The arrogance of this line is stunning. Who does Self think “someone like me” might be? Does he seriously see himself as some kind of aesthetic revelator? Self ends by writing that,
the Coens’ central problem [is] their reflexivity as directors, making films of films rather than films tout court. Still, in our benighted age, when films about amusement park rides and electronic fidgets scoop the honours, perhaps Hollywood redux is the best we can hope for.
I still don’t really understand Self’s argument. He seems to think that the Coens make decent Hollywood films, but they don’t make art. He’s upset because he thinks people are falling for two guys who are merely ironizing classic Hollywood structures. And yet he utterly fails to engage those structures, to actually analyze the Coens’ films in any meaningful way. Here’s a sample of Self’s facile criticism–
With O Brother, Where Art Thou? (2000) you even get another overlay: this isn’t just a retro-style depression-era chain-gang jailbreak movie, but a retelling of the Odyssey to boot. It’s James Joyce with a catchy country soundtrack instead of all that brain-ache wordplay.
How fucking glib is that? O Brother is a musical where every single song intrinsically connects to the particular scene in which it appears. It’s not merely a retelling of the Odyssey, but also an allusive reworking of much of Faulkner and Flannery O’Connor.

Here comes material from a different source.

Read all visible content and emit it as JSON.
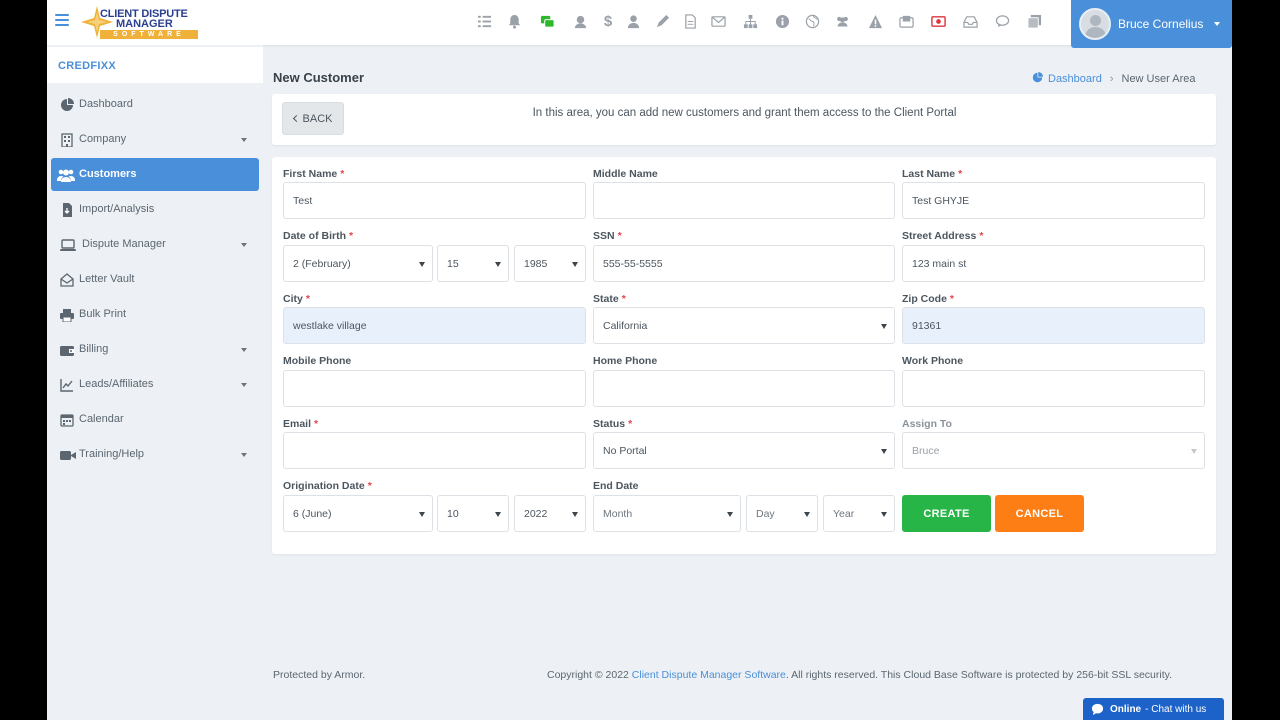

At its core, it’s a film about the rise of modernism and the changing cultural scope of the South. And, for what it’s worth, it’s full of brainy wordplay.
O Brother also reworks a 1941 Preston Sturges film called Sullivan’s Travels. This film is a film about a film-maker — this is exactly the kind of ironic self-reflexivity that bothers Self for reasons he fails to account for beyond the notion that such self-reflexivity leads to the dangers of people who think that they are smart but who are really not smart believing that they are seeing a smart film — hang on, that was a long clause, sorry; okay, Sullivan’s Travels is a film about a film-maker who wants to make a film of social commentary, a film of meaningful art, a film he will call O Brother, Where Art Thou? As the director makes his way through the mean mean world, he comes to realize that the average person — the middlebrow viewers that Self holds so much contempt for — would really rather have their pains relieved in some way than experience them again through an art film.
But I get the feeling that Self has little capacity for an emotional response to film — he’s likely far too concerned that the film is trying to like, trick him or something. (It is. That’s the job of all storytelling). And yes, I haven’t bothered to say why the Coens’ films are great, are marvelous, are fantastic films, but this rant has already grown too long, and besides, I think that all one has to do is watch them. (And if you don’t like them, that’s fine. Doesn’t make you “stupid” or “middlebrow”). Finally — and this is just pure meanness — Will Self’s novel Great Apes was so singularly gross, gnarly, and devoid of meaningful insight that it ensured I would never read another word of his literature. His essay on the Coens ensures that I’ll ignore his criticism as well.